The Beinecke Rare Book & Manuscript Library has over 200,000 digitized images that can be viewed on its Web site. More than 81,550 objects from the collection of the Yale University Art Gallery are presented online. The MacMillan Center just launched an online interview show, the MacMillan Report, with a new video available each week.

Though there is no shortage of digital content emanating from Yale, University officials acknowledge that the various collections and materials are scattered and in many cases difficult to find. A soon-to-be-unveiled effort to present links to Yale’s digitized materials together on one Web site promises, the officials say, to increase access for researchers and also to make the general public more aware of offerings for which they may have never even looked.

“We have many, many digital projects going on around this University,” University Vice President and Secretary Linda Lorimer said in an interview. “It’s just that nobody knows where all of them are.”

Now, a new Office of Digital Dissemination has been formed with the goal of making access to all these projects easier. Lucas Swineford, the office’s director, said a new site — tentatively dubbed Open Yale — will be launched later this semester in an effort to present links to many of Yale’s online initiatives together on one page.

Paul Lawrence, director of the Yale Center for Media and Instructional Innovation, which built Open Yale, called the new site a “kind of directory service.”

In this way, the University will finally unite a set of online offerings that is as fundamentally diverse as it is physically dispersed. Yale’s most prominent Web programs will be included, from Open Yale Courses, the widely publicized program that has so far put 15 full Yale College courses onto the Internet, to the various talks and lectures available for download on Yale’s section of Apple’s iTunes U.

Visibility is not much of a problem for Open Yale Courses and iTunes U, Swineford said, but other University initiatives could use the added exposure that will come with a centralized listing of sites.

Science Saturdays, a program that brings school-aged children to Yale for special lectures from science faculty, also posts videos of the sessions online. But few who do not know about the program would ever find those videos, Swineford added.

Another project, Citizens All, tells a multimedia story of blacks in Connecticut from 1700 to 1850. Organized by history professor David Blight, the project features video and maps, as well as other historical documents and tables.

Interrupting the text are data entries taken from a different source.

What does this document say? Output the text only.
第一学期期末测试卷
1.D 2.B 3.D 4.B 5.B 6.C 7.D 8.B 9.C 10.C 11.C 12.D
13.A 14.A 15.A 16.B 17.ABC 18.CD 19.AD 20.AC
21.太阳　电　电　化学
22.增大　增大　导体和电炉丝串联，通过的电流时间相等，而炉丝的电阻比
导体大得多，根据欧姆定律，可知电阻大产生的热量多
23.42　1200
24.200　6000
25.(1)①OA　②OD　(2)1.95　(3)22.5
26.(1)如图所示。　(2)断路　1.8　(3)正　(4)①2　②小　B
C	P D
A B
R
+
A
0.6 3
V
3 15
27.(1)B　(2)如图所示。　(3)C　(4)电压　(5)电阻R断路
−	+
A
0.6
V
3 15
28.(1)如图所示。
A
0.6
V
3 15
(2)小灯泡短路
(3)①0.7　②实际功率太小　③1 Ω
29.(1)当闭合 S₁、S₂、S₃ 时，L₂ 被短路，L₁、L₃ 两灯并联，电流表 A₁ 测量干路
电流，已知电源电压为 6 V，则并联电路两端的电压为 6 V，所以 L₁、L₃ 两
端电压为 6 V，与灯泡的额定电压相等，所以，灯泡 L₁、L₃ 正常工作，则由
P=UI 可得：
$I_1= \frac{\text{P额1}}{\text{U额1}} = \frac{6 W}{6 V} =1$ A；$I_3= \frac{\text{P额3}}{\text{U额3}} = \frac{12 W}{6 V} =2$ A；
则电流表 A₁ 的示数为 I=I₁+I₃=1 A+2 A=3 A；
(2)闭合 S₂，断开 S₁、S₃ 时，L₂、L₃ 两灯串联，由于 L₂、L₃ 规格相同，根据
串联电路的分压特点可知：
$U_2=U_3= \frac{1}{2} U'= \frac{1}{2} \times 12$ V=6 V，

But again, except for those Internet users specifically looking for the project, few will stumble upon it.

“The goal,” Swineford said, “is to make all of these assets more discoverable.”

Where the dissemination work headed by Swineford is largely related to organization of existing materials, other branches under the also-new Office of Digital Assets and Infrastructure to which he reports are generating new online projects at a quick pace, Lorimer said.

Former British Prime Minister Tony Blair’s Yale course, “Faith and Globalization,” is being taped for its own Web site. But that site goes one step farther than Open Yale Courses, in that videos are posted after each lecture and more multimedia course materials are available beyond just the lectures.

The former director of the J. Paul Getty Museum in Los Angeles, John Walsh, teaches a graduate-level History of Art course that is also being filmed separately from Open Yale Courses. This course, which examines the holdings of Yale’s art galleries as a way of understanding art, will not only help global viewers learn to appreciate art, Lorimer said, but it will also help promote Yale’s own fine-art holdings.

Yale is also promoting its more intellectual holdings, through the creation of two online-only magazines, Yale Global and Yale Environment 360. All of these sites will make their way to Open Yale, and, Lawrence noted, they will each gain from the added visibility.

And if nothing else, Lorimer added, online visitors to Yale will for the first time be able to find what they might not have even known existed.

— Esther Zuckerman contributed reporting.